BERMAN: He says he's not trying to overdo Spurlock. I like what he's doing in a way more than Spurlock because it's a celebration.

BOLDUAN: Yes, Spurlock is going to come after you now.

BERMAN: Well, you know, I get a pedicure with Spurlock.

BOLDUAN: Yesterday was the rub. Now you come over --


PEREIRA: He's coming after you? You need protection.

BERMAN: I got Jake Gyllenhaal here looking out for me, I'll be ok.

CUOMO: Two cool dudes.

BERMAN: Two cool dudes, me and Jake.

PEREIRA: Well done.


CUOMO: It's been a great day here on NEW DAY.

PEREIRA: Jake Gyllenhaal.

CUOMO: Thanks for being with us. Have a great weekend. PEREIRA: Thanks.

CUOMO: It's time for "CNN NEWSROOM". Jake Gyllenhaal says the best, the most beautiful person at CNN, not me, shockingly, Carol Costello.

CAROL COSTELLO, CNN ANCHOR: Oh, he did not. But I'll take it.

BOLDUAN: I'm telling you. We don't lie. Pretend that he did.

CUOMO: It's what he said. I was shocked myself.

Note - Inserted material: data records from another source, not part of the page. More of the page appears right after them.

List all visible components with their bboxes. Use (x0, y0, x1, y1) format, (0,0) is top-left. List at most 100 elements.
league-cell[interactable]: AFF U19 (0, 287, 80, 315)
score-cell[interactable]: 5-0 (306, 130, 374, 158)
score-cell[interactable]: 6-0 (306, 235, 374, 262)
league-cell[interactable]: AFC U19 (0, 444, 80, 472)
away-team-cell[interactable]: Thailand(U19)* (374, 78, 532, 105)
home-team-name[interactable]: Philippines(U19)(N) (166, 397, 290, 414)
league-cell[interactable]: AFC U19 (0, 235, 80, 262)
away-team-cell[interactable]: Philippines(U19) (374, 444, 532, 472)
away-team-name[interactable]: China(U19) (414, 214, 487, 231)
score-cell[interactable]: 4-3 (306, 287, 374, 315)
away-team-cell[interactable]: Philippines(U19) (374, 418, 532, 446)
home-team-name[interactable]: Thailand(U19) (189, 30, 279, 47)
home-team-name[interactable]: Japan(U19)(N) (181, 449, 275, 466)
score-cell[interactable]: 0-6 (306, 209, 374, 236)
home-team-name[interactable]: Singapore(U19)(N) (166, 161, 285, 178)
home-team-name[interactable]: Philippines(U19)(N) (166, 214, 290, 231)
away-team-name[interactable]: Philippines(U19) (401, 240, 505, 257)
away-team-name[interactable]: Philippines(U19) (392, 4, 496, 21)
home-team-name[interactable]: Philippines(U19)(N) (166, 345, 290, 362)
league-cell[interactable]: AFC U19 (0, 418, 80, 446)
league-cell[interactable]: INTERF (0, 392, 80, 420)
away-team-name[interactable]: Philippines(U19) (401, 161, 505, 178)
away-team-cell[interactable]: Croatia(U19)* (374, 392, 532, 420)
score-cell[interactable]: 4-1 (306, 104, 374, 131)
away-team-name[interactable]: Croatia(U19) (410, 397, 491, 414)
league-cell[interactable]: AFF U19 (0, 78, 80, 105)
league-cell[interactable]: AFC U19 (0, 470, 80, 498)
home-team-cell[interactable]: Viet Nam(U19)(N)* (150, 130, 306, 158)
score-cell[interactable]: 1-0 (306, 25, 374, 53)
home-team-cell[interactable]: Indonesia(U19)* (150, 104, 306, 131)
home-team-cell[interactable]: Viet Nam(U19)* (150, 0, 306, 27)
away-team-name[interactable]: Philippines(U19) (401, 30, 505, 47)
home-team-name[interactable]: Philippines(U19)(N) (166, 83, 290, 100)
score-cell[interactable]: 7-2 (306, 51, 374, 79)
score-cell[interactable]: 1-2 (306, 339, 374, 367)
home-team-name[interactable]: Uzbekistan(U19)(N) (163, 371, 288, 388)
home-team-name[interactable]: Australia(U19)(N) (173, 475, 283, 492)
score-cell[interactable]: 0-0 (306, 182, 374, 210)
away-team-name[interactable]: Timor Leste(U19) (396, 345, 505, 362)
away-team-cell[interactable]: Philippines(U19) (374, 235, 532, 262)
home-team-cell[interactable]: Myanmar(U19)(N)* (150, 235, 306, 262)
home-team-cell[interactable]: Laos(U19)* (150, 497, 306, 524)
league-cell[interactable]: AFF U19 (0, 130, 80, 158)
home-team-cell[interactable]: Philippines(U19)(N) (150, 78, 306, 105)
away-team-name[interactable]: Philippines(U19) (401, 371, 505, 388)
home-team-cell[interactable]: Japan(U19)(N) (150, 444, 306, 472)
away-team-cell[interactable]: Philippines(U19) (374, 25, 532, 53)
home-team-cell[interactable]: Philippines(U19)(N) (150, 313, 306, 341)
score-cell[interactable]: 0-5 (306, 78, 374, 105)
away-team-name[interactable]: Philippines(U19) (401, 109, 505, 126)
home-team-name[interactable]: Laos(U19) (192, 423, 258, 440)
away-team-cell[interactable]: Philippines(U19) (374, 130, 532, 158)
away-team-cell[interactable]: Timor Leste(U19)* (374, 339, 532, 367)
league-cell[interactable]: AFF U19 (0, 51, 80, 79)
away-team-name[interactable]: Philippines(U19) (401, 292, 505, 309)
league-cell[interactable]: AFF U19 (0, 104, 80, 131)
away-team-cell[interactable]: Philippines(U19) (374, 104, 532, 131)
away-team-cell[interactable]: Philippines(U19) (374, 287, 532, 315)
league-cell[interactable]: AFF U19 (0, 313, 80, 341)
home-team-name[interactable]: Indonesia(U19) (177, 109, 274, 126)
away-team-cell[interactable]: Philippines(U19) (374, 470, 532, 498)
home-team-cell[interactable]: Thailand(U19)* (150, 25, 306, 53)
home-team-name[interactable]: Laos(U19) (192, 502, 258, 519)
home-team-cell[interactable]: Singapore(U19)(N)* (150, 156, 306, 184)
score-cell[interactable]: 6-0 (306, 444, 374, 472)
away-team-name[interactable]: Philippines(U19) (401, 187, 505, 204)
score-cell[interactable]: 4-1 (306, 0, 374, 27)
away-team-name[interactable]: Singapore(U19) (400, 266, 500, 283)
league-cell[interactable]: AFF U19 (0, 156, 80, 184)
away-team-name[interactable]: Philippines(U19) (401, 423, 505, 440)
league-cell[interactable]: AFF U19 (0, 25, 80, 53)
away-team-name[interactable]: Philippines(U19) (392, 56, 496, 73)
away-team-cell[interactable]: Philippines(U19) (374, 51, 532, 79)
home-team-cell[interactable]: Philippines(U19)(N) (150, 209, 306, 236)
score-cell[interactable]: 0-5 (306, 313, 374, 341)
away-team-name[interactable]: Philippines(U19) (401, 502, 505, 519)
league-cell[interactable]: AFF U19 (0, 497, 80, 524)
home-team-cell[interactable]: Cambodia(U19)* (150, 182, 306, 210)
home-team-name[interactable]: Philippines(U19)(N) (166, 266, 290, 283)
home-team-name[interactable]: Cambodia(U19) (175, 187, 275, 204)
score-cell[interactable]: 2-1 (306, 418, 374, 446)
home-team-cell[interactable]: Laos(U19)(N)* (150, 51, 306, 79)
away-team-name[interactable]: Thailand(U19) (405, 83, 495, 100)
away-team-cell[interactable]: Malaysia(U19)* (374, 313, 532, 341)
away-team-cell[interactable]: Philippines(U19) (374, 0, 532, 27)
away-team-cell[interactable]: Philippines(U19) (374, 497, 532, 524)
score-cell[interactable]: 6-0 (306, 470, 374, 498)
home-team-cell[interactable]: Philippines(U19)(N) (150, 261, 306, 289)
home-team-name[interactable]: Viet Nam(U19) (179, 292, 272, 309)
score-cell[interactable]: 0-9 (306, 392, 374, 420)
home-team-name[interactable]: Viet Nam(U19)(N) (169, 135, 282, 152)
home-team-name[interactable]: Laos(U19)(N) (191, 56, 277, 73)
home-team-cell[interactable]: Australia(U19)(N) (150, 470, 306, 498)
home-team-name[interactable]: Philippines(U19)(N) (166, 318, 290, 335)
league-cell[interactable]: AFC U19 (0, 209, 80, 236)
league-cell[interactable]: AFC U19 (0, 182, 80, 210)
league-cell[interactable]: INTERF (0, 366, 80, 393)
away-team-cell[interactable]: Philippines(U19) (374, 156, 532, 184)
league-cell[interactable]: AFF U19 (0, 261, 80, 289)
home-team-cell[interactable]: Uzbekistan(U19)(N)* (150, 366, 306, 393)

COSTELLO: Have a great weekend guys. Thanks so much.

"NEWSROOM" starts now.

Happening now in the "NEWSROOM" battle lines drawn --


JOHN BOEHNER (R-OH), SPEAKER OF THE HOUSE: We'll deliver a big victory.


COSTELLO: The GOP and the government shutdown fight getting ugly.


REP. PETER KING (R), NEW YORK: We as House Republicans should stop letting Ted Cruz set our agenda for us.